Well, you’ve answered your own question. So historically musical theater, the original golden age in the 1950s, popular music – music on the radio – was musical music.

Absoutely.

Cole Porter. Harold Arlen. Rodgers & Hart, Rogers & Hammerstein, it was all on the radio. So going back to the original infrastructure of a musical and using today’s pop music to tell the story is going back in time. Let’s be clear: we are going back to the original concept of the Golden Age.

Law.

So we have all this popular music that wasn’t written for it. What it brings is collective history. These are songs that everyone knows. These are the soundtracks of our lives. So when they show up in stories like this, there’s a different kind of story and an individual story for everyone who’s watching. So it deepens the relationship, the bond between the audience and the characters. It really is special.

Billy Porter and Camila Cabello to star in CINDERELLA
Photo: Kerry Brown
© 2021 Amazon Content Services LLC

Yes.

As for “Shining Star”, for me, when I read the first script, the song was “Sweet Dreams”.

Interesting.

Eurythmia / Annie Lennox. It’s a very different version [of the character] that when I read the script for the shoot and the song became “Shining Star.” I immediately understood what they were trying to do with the character. It’s like you want me to kill all day? i got you.

[Laughter]

I have been sold. “Sweet Dreams” was the subtle version. If there is such a thing with me.

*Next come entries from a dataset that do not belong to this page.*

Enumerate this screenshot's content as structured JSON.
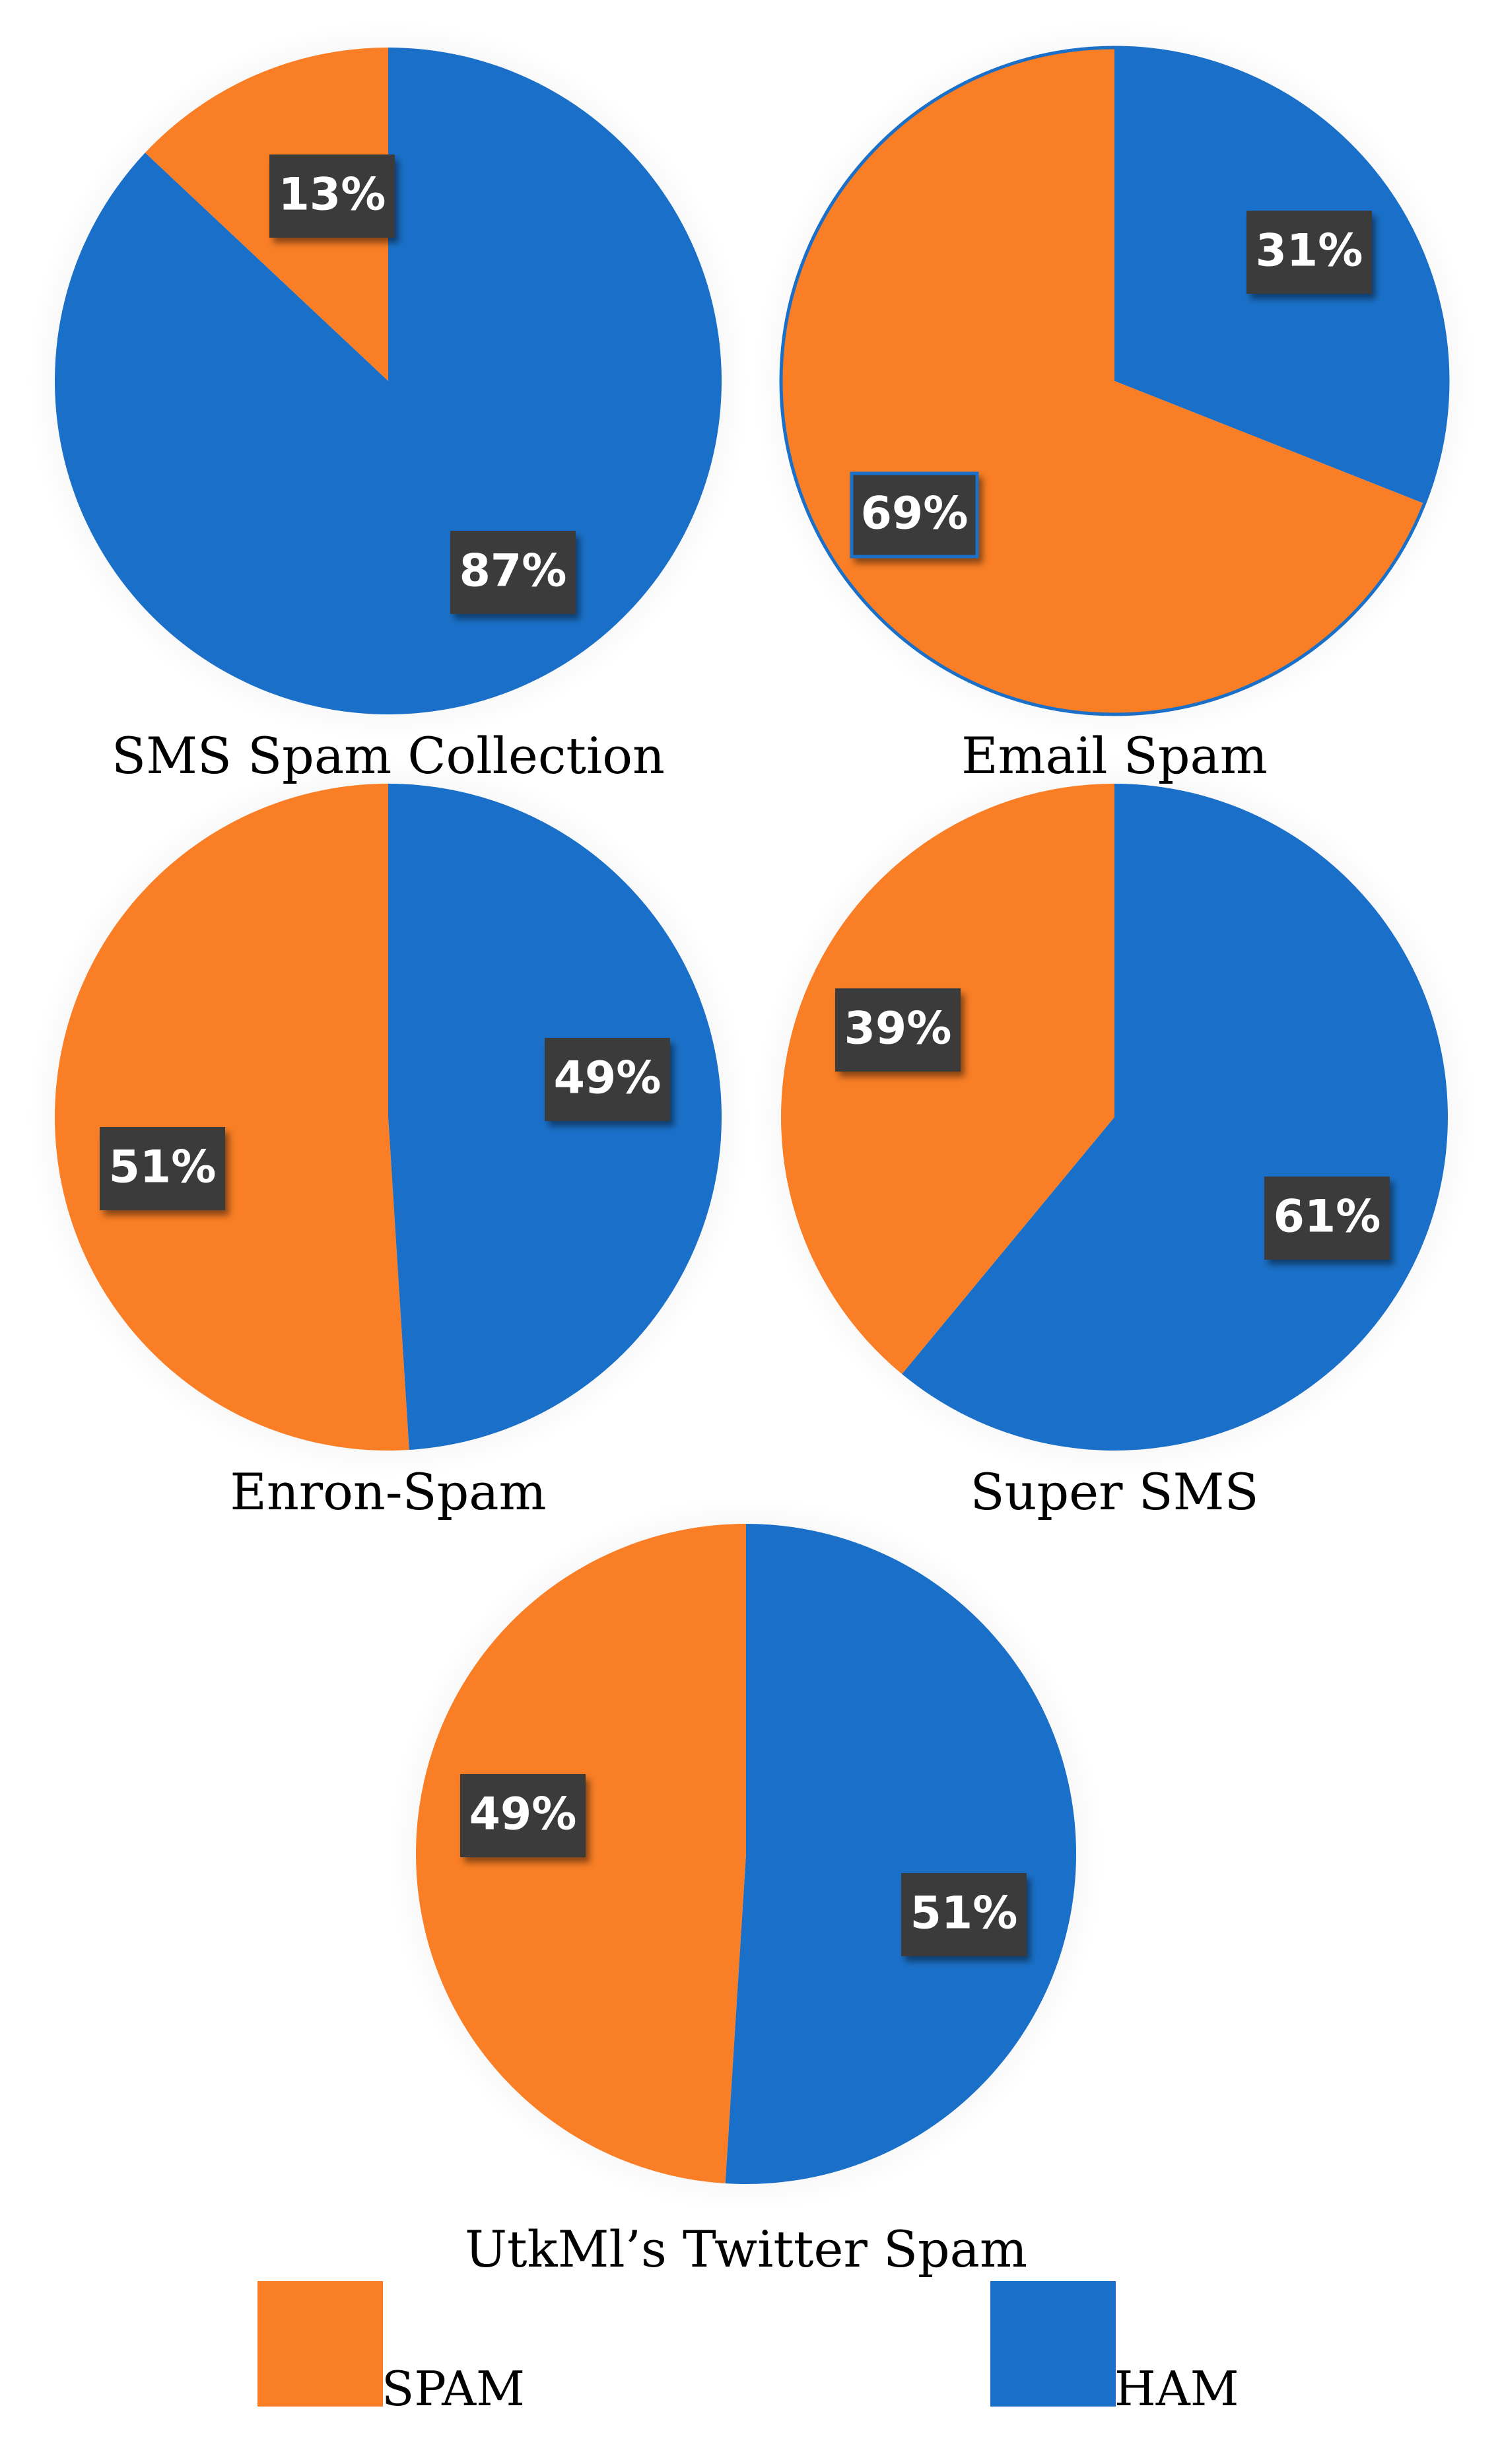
{
  "colors": {
    "spam": "#F97E25",
    "ham": "#1A70C8",
    "label_bg": "#3A3A3A",
    "label_text": "#FFFFFF"
  },
  "legend": [
    {
      "key": "spam",
      "label": "SPAM"
    },
    {
      "key": "ham",
      "label": "HAM"
    }
  ],
  "chart_data": [
    {
      "type": "pie",
      "title": "SMS Spam Collection",
      "categories": [
        "SPAM",
        "HAM"
      ],
      "values": [
        13,
        87
      ],
      "labels": [
        "13%",
        "87%"
      ]
    },
    {
      "type": "pie",
      "title": "Email Spam",
      "categories": [
        "SPAM",
        "HAM"
      ],
      "values": [
        69,
        31
      ],
      "labels": [
        "69%",
        "31%"
      ]
    },
    {
      "type": "pie",
      "title": "Enron-Spam",
      "categories": [
        "SPAM",
        "HAM"
      ],
      "values": [
        51,
        49
      ],
      "labels": [
        "51%",
        "49%"
      ]
    },
    {
      "type": "pie",
      "title": "Super SMS",
      "categories": [
        "SPAM",
        "HAM"
      ],
      "values": [
        39,
        61
      ],
      "labels": [
        "39%",
        "61%"
      ]
    },
    {
      "type": "pie",
      "title": "UtkMl’s Twitter Spam",
      "categories": [
        "SPAM",
        "HAM"
      ],
      "values": [
        49,
        51
      ],
      "labels": [
        "49%",
        "51%"
      ]
    }
  ]
}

I like this. When you and I have chatted before, we talked a lot about how you were treated early in your career, how you were categorized. I would be remiss if I did not point out that this has changed. You are a man on fire, one of the biggest stars in the world. You are an LGBTQ institution. An African American icon. You play in movies. You lead. And the thing that’s so interesting – a lot of the things you said kept you from being chosen for so long now is making you work. When people hire you, they want everything you have.

Correct.

How justified is this? Does this mean that the culture has changed? Or would you have been so popular 30 years ago if someone had given you the opportunity?

The world has caught up. The world was not ready for me. I want to stress this.

Please.

In times of deep movement and change, it is very easy to focus on the negative. It’s easy to focus on what’s not event, not to talk about what happened and what is happening. When I started in this business in the 80s, me, Billy Porter, it was not possible. The way you see me and receive me now, today, was an impossibility. There was nothing like Pose or Pray Tell. There was nothing like it, no space, no context for me to dream of playing the Fairy Godperson in anything. This is not what happened.

Law.

So thank you for highlighting how much has changed. Because they have. We have a long way to go, but they have changed. And I am the result of that.

And we’re all better at it.

Cinderella debuts on Amazon Prime Video on September 3.